At last the final request was made. The day before, Sutherland had slipped into a near coma, and the family thought how terrible it would be if, after waiting for 14 days, she wouldn’t be able to communicate. But on the morning of the 15th day, Sutherland suddenly awoke clear as a bell, more aware and talkative than she’d been for a month.

McMurchie went with Sutherland’s doctor to pick up the prescription. There are only two pharmacies in the entire city that will fill a lethal prescription, so it was a long drive. The pharmacist wouldn’t look at them while they paid for the drugs.

“People don’t understand how much this has to be the individual’s own choice under the Death with Dignity law,” says Baltus. “There’s nothing impulsive about it. The person has to be aware and in control. I don’t know even now what I’d do in my mother’s situation, but it was a choice that made sense to her, that was totally consistent with who she was. She had been thinking it through for a long time.”

“I think this was an amazing gift for our family,” McMurchie emphasizes, “that we were all able to be there together and say good-bye. Simply having the option for death with dignity allowed my mother and our family to spend her last moments really having a relationship. Really living, not just standing a deathwatch. It was her final deliberate, graceful act.” Cars flowed over the gray-green arch of the bridge. The river’s cold current pushed north, past the trees on the far shore, past the boats moored below, past the bedroom.

The people around the woman in the bed had read to her, hugged her, kissed her. They would forever remember the moment as peaceful, loving, profound. There were no intense good-byes—this was Peggy Sutherland’s ritual and she wanted none of that. Besides, they’d all been said already.
But when the glass containing the barbiturate was placed beside her bed, and Sutherland grabbed it and brought it to her lips like lemonade on a hot summer afternoon, her children involuntarily jumped forward.

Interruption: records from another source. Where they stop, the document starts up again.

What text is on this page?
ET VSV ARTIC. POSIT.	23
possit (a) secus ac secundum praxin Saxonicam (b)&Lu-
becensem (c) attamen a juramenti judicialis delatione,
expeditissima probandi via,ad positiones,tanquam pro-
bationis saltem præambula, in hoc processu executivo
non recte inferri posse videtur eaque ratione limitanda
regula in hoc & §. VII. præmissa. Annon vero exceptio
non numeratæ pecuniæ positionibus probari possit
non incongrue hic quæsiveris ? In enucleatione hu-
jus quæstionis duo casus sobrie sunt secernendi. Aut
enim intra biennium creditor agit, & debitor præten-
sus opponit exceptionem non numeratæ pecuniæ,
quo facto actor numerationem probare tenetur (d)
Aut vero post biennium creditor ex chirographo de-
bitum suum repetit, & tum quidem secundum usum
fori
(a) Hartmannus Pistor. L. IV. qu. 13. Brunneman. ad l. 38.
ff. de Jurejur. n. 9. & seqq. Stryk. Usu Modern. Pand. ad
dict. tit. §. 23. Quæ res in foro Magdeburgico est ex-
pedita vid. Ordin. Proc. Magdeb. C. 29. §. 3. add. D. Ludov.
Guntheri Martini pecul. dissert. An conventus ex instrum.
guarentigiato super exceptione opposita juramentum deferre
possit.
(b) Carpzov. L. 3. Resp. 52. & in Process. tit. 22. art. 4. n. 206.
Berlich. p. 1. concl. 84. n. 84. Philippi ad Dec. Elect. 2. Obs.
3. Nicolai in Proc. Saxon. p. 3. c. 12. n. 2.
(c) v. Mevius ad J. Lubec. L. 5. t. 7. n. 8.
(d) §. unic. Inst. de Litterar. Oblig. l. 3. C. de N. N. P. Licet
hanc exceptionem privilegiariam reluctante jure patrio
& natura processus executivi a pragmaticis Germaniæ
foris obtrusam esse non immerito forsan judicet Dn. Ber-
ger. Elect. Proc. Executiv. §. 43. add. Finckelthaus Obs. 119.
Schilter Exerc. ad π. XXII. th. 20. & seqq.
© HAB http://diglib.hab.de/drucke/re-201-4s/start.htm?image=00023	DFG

“Jeez, mom, can you just wait two seconds?” someone said.

But Sutherland was ready. She drank the liquid, closed her eyes, and fell asleep in three or four minutes. The room was silent; a few people left. After perhaps 15 minutes, her doctor stepped forward and took Sutherland’s pulse. Not yet, he indicated. Ellen Baltus decided then that she would stay with her mother until the funeral home people came—for some reason she just couldn’t stand the thought of her lying there all alone.

Another minute or two, and the doctor took Sutherland’s pulse again. He nodded to her family. He recorded the time of death: 10:23 a.m. It was a Thursday in winter, January 25, 2001.